GEOS-ESM / MAPL

MAPL is a foundation layer of the GEOS architecture, whose original purpose is to supplement the Earth System Modeling Framework (ESMF)
https://geos-esm.github.io/MAPL/
Apache License 2.0
26 stars 17 forks source link

Feature request: always report model throughput after finalize #1930

Closed lizziel closed 1 year ago

lizziel commented 1 year ago

Reporting the model throughput to log at the end of the run is currently tied to pFlogger and requires MAPL logger level INFO (see here).

It would be useful if it was always output regardless of logging settings. Currently both the throughput estimation per timestep and the model timing info are always printed and are not tied to pFlogger.
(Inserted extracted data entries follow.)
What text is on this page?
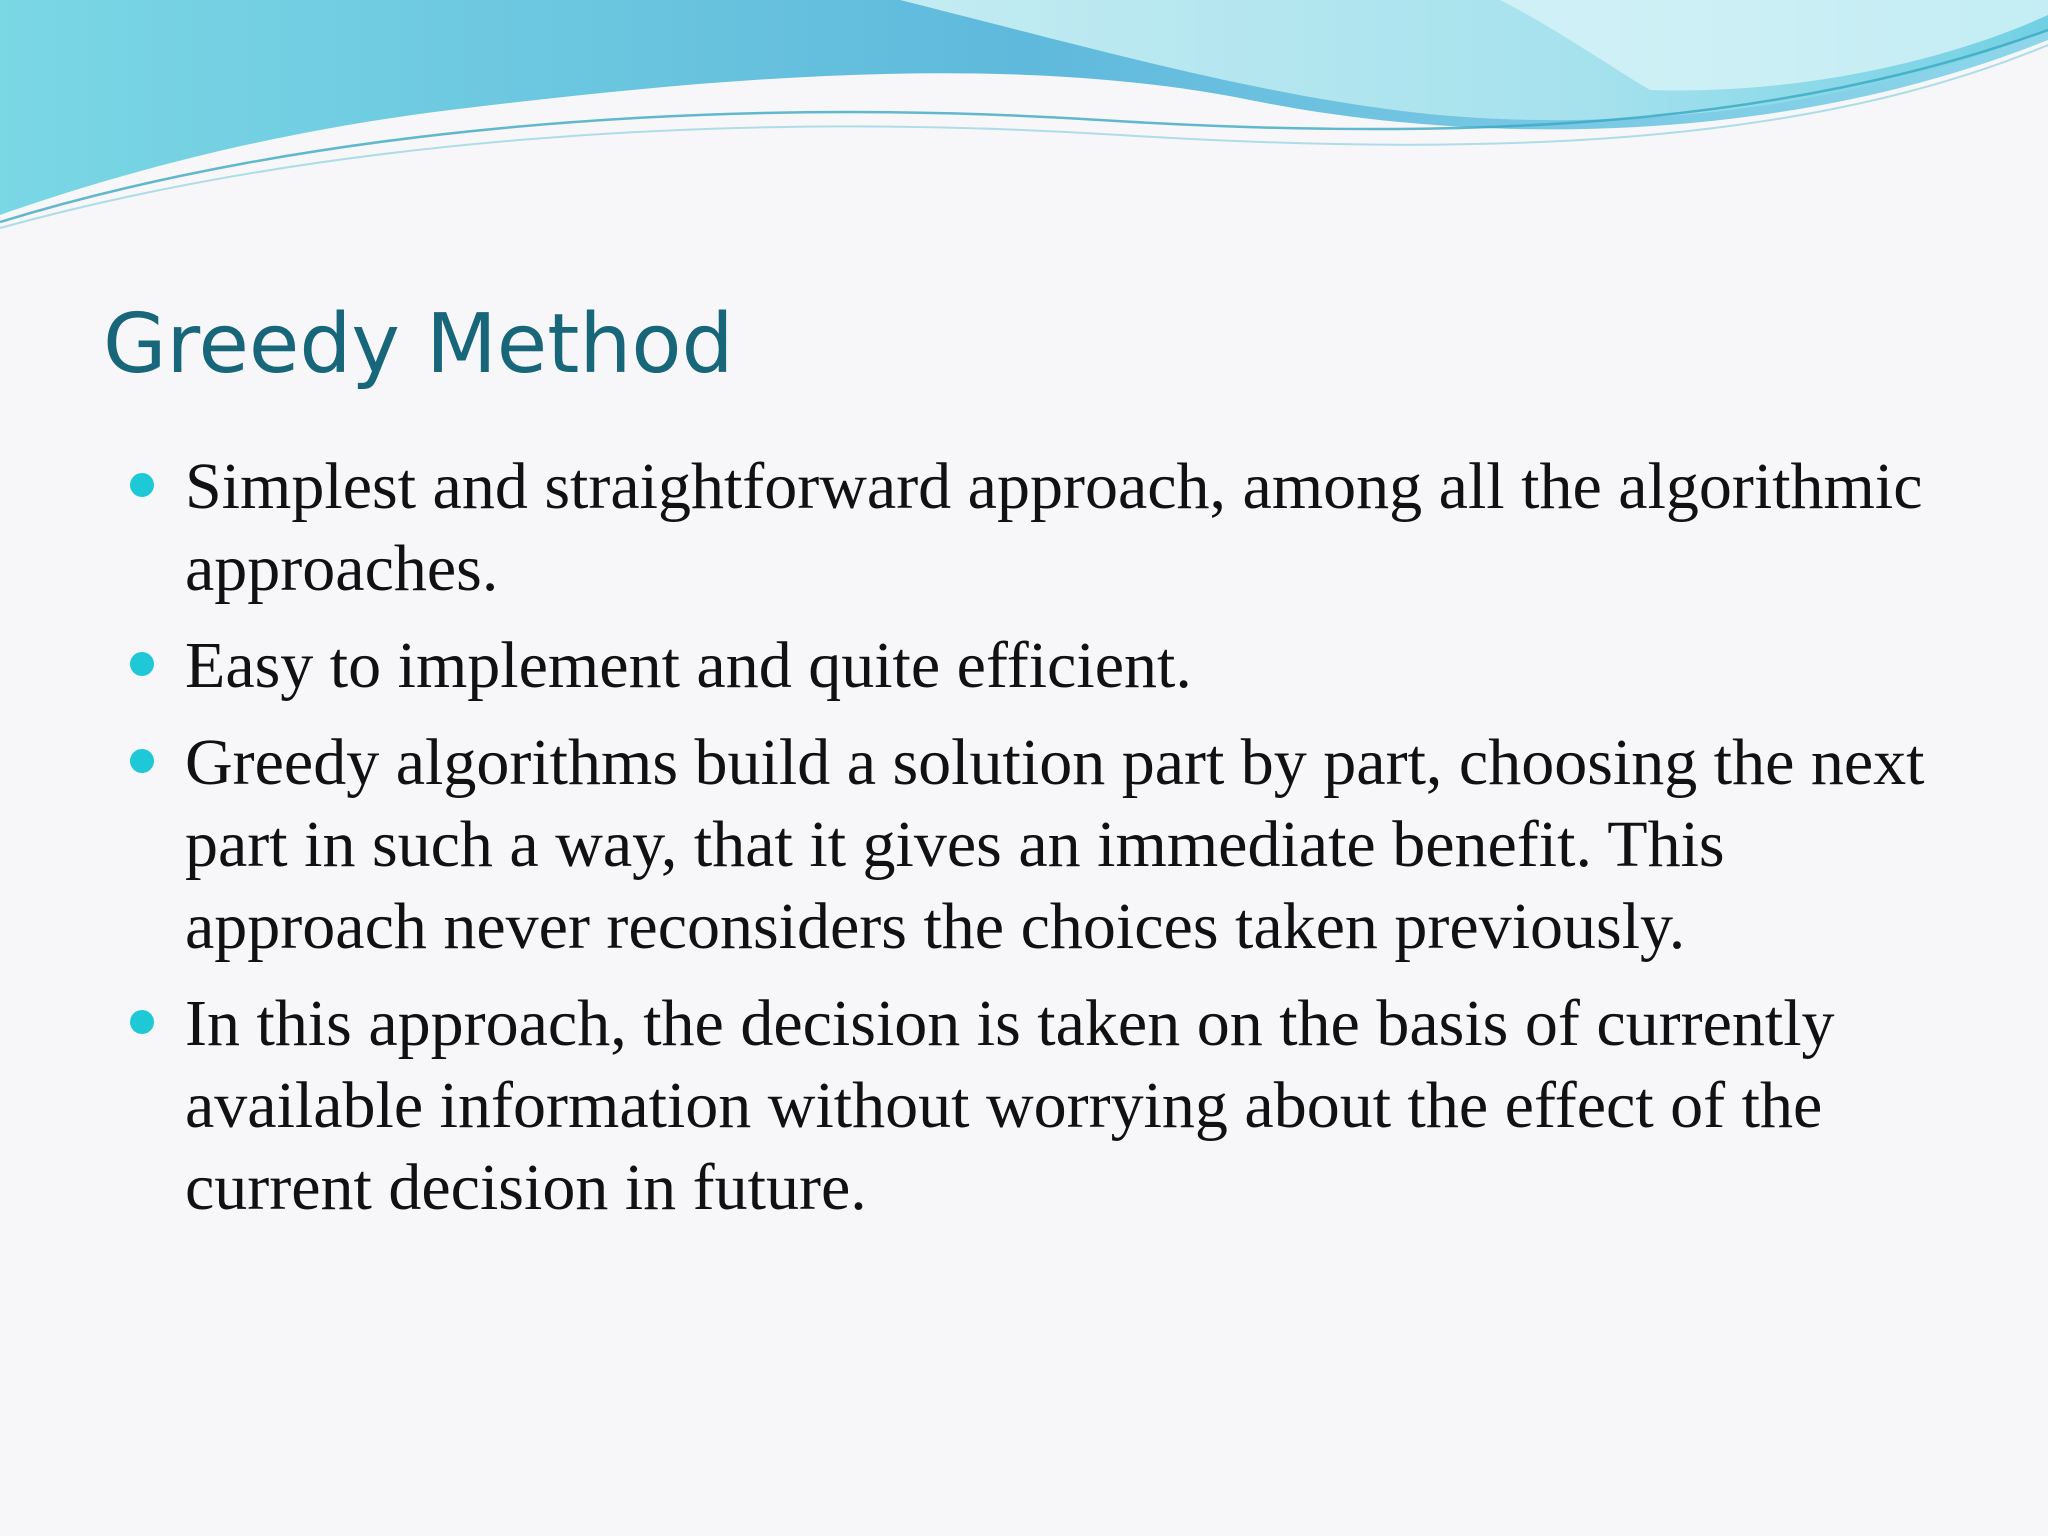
Greedy Method
Simplest and straightforward approach, among all the algorithmic approaches.
Easy to implement and quite efficient.
Greedy algorithms build a solution part by part, choosing the next part in such a way, that it gives an immediate benefit. This approach never reconsiders the choices taken previously.
In this approach, the decision is taken on the basis of currently available information without worrying about the effect of the current decision in future.
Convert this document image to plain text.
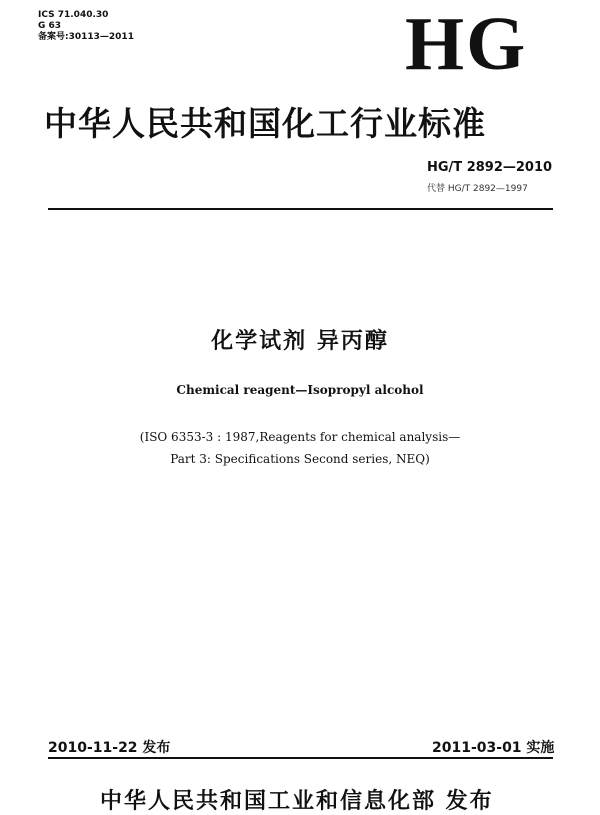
ICS 71.040.30
G 63
备案号:30113—2011	HG
中华人民共和国化工行业标准
HG/T 2892—2010
代替 HG/T 2892—1997
化学试剂 异丙醇
Chemical reagent—Isopropyl alcohol
(ISO 6353-3 : 1987,Reagents for chemical analysis—
Part 3: Specifications Second series, NEQ)
2010-11-22 发布	2011-03-01 实施
中华人民共和国工业和信息化部 发布
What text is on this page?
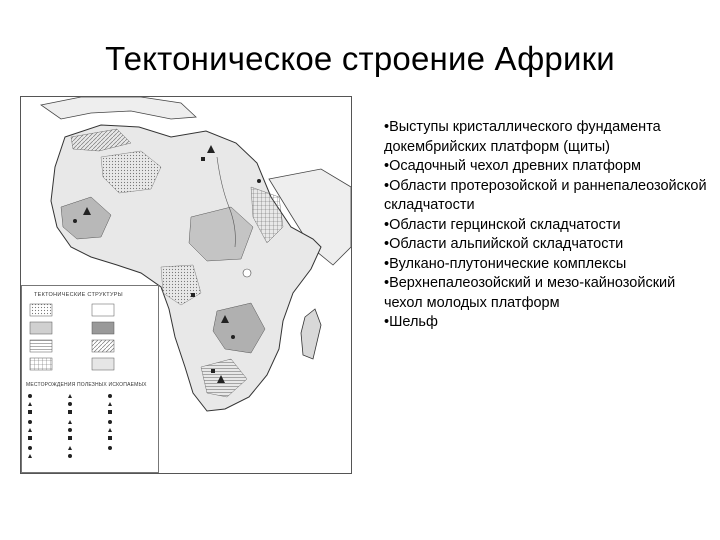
Тектоническое строение Африки
ТЕКТОНИЧЕСКИЕ СТРУКТУРЫ
МЕСТОРОЖДЕНИЯ ПОЛЕЗНЫХ ИСКОПАЕМЫХ
•Выступы кристаллического фундамента докембрийских платформ (щиты)
•Осадочный чехол древних платформ
•Области протерозойской и раннепалеозойской складчатости
•Области герцинской складчатости
•Области альпийской складчатости
•Вулкано-плутонические комплексы
•Верхнепалеозойский и мезо-кайнозойский чехол молодых платформ
•Шельф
End-of-run model throughput reporting would fall into the same category of information as these, and always doing it would not impact performance or clutter the log.

The code has a comment that it is going to be removed soon. We use this in GCHP as a handy performance metric so request that it stay. It also seems to be much more accurate than the throughput reported per timestep. For example, my 6-hr run has the following stats. If you do the math with the total run time the correct estimation is 48 days/day.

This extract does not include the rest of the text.